Multithreaded programming isn't a new idea, but it's currently experiencing a major upswing in attention. That's because many multi-core chip vendors are currently pushing multithreading as the best way to harness their chips' processing horsepower.
But a recent influential paper by Dr. Edward Lee argues that multi-threaded application programming, as commonly practiced, is a flawed methodology that invites a range of nasty, hard-to-identify bugs.
Dr. Lee is a professor of EECS at UC Berkeley and a founder of BDTI. In his paper, "The Problem with Threads", he asserts that multithreaded applications are often wildly non-deterministic and largely unintelligible to their own programmers. That's because in a multithreaded system, the program execution sequence (and processor state) can be switched at any time, thus making it difficult—if not impossible—for the programmer to determine whether every possible sequence will work correctly. As a result, even simple-looking programs may be riddled with potential deadlocks and other hazards.
According to Dr. Lee, thread-based programming has worked reasonably well so far because it has been applied in fairly limited ways, and has typically been used on single-core processors, which offer limited parallelism. But, he argues, as engineers start implementing more aggressive multithreading on highly parallel processors, they can expect severe bugs to show up with alarming frequency.
Dr.

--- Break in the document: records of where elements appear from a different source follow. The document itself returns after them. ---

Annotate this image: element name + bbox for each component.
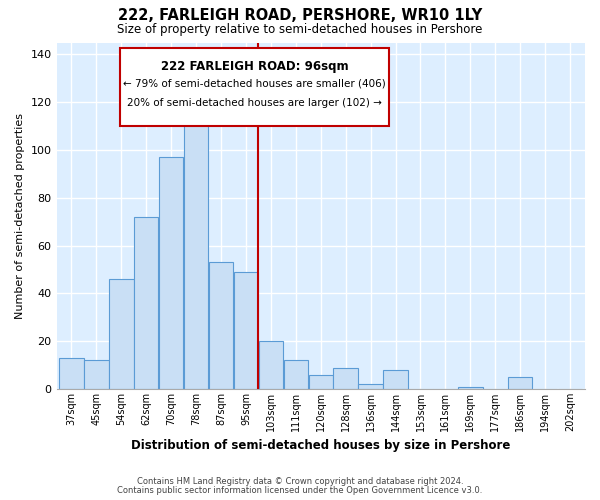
Bar	[184, 119, 208, 389]
Bar	[134, 217, 158, 389]
Text: 222 FARLEIGH ROAD: 96sqm: 222 FARLEIGH ROAD: 96sqm	[161, 60, 349, 73]
Bar	[358, 384, 383, 389]
Text: Contains public sector information licensed under the Open Government Licence v3: Contains public sector information licen…	[118, 486, 482, 495]
Bar	[334, 368, 358, 389]
Bar	[308, 374, 333, 389]
Bar	[383, 370, 408, 389]
FancyBboxPatch shape	[120, 48, 389, 126]
Bar	[209, 262, 233, 389]
Bar	[109, 279, 134, 389]
Text: ← 79% of semi-detached houses are smaller (406): ← 79% of semi-detached houses are smalle…	[124, 79, 386, 89]
Bar	[234, 272, 258, 389]
Bar	[259, 341, 283, 389]
Y-axis label: Number of semi-detached properties: Number of semi-detached properties	[15, 113, 25, 319]
X-axis label: Distribution of semi-detached houses by size in Pershore: Distribution of semi-detached houses by …	[131, 440, 511, 452]
Bar	[159, 157, 184, 389]
Text: Contains HM Land Registry data © Crown copyright and database right 2024.: Contains HM Land Registry data © Crown c…	[137, 477, 463, 486]
Text: Size of property relative to semi-detached houses in Pershore: Size of property relative to semi-detach…	[118, 22, 482, 36]
Text: 20% of semi-detached houses are larger (102) →: 20% of semi-detached houses are larger (…	[127, 98, 382, 108]
Bar	[508, 377, 532, 389]
Bar	[284, 360, 308, 389]
Text: 222, FARLEIGH ROAD, PERSHORE, WR10 1LY: 222, FARLEIGH ROAD, PERSHORE, WR10 1LY	[118, 8, 482, 22]
Bar	[84, 360, 109, 389]
Bar	[59, 358, 84, 389]
Bar	[458, 386, 482, 389]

Lee acknowledges that there are techniques to help mitigate the problem and allow the programmer to reduce the inherent non-determinism in some multithreaded applications—but he asserts that these techniques are insufficient, and that the approach is fundamentally backwards. His solution? Develop new programming approaches and languages that startwith deterministic behavior and only introduce non-determinism where absolutely necessary. This would not be a quick fix.
Not surprisingly, Dr. Lee's paper has attracted considerable attention in the software engineering world. His point is no less relevant for DSP engineers; in fact, it may be even more important in this realm, since DSP engineers often work on mission-critical systems, and deal with hard real-time constraints that demand a high level of determinism. As DSP system designers increasingly adopt multi-core technologies they will need a robust software development methodology—and I'm starting to wonder whether multithreading is the right approach.